BGH beendet langen Streit um Zusatzversorgung im öffentlichen Dienst
KARLSRUHE (dpa-AFX) - In einem jahrelangen Rechtsstreit um die Zusatzversorgung der Angestellten und Arbeiter im öffentlichen Dienst hat der Bundesgerichtshof (BGH) die jüngste Vereinbarung zwischen den Tarifvertragsparteien bestätigt.
Die Entscheidung ist für rund 1,7 Millionen Versicherte relevant. Diese waren bei der Systemumstellung noch nicht 55 Jahre alt. Die Versorgungsanstalt des Bundes und der Länder (VBL) stufte sie damals als "rentenfern" ein und behandelte sie damit schlechter als ältere.
Zum dritten Mal befassten sich nun am Mittwoch die obersten Zivilrichterinnen und -richter in Karlsruhe mit Übergangsregelungen und Startgutschriften, mit denen die Rentenanwartschaften 2002 in das neue System übertragen wurden.

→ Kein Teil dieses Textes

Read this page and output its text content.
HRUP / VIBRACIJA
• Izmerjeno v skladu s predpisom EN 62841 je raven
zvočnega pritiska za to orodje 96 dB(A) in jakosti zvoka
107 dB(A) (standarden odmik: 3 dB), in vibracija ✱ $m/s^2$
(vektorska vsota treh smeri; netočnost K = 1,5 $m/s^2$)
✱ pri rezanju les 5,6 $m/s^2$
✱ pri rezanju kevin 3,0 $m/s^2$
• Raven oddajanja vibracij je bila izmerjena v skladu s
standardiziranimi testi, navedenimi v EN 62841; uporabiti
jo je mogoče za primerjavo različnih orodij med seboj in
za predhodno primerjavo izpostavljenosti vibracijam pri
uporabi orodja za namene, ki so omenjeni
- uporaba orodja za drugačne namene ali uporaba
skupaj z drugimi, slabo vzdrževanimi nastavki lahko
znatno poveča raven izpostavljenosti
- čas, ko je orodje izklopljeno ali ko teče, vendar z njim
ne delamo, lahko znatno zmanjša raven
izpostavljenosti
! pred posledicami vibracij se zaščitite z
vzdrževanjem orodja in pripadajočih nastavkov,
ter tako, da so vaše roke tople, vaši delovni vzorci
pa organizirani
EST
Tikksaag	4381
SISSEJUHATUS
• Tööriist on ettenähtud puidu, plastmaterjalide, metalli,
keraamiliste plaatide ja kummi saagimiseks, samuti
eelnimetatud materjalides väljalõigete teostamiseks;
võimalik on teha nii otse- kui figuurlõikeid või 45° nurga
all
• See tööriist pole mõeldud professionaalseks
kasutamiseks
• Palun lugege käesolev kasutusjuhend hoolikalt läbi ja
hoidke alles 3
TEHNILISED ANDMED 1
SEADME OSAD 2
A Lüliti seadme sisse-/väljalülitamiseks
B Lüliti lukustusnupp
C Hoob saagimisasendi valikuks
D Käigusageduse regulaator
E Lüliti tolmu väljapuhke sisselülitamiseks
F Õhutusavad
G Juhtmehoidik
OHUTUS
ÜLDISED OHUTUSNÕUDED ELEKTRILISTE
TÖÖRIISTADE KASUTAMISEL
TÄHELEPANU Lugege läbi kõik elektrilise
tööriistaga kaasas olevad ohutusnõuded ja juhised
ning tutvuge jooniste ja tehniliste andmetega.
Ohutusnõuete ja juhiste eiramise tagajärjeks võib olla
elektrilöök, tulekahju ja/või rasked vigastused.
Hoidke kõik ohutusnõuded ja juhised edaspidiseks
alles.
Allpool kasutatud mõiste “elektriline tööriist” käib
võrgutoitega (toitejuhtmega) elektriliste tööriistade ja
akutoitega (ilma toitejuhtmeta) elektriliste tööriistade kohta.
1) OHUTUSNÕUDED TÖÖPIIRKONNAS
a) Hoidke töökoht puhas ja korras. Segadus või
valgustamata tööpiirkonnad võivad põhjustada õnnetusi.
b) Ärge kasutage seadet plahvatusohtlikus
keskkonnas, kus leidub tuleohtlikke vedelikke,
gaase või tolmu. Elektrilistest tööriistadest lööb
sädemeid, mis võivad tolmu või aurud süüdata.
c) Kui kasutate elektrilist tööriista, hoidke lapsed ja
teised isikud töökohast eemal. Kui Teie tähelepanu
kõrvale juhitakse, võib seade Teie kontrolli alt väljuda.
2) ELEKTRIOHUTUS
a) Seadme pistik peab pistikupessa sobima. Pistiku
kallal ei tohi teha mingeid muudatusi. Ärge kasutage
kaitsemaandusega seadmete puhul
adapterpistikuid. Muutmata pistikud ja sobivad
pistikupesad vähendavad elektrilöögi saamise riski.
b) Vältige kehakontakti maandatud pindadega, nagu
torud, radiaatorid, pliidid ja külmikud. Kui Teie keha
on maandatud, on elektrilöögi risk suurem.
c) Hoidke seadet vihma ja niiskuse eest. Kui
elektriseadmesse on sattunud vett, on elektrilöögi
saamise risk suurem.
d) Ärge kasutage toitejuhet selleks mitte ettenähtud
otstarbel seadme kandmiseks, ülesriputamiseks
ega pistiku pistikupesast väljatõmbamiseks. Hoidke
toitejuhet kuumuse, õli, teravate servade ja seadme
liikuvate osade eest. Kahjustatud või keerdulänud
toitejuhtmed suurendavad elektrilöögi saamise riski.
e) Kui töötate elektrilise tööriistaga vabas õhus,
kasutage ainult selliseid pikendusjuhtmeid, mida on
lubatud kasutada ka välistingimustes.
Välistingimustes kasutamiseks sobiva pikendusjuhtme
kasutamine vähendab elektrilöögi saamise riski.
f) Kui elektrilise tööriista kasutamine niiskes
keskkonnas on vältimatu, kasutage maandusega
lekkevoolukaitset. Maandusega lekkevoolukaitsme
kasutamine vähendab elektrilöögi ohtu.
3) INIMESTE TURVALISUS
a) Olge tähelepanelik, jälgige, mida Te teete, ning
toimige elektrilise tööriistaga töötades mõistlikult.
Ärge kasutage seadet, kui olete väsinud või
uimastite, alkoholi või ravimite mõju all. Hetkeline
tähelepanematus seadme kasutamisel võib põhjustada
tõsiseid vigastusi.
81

Sie kamen zu dem Schluss, dass diese nicht - wie zwei vorherige Fassungen - gegen den allgemeinen Gleichheitssatz im Grundgesetz verstoßen und wiesen die Revision einer Klägerin zurück. (Az. IV ZR 120/22)
Der BGH hatte die ursprünglichen Regelungen und eine Nachbesserung gekippt. Die Tarifvertragsparteien einigten sich 2017 auf eine erneute Nachbesserung. Doch auch dagegen gibt es zahlreiche Klagen. Im konkreten Fall war die Klägerin sowohl am Landgericht als auch am Oberlandesgericht Karlsruhe gescheitert und ging dagegen in Revision.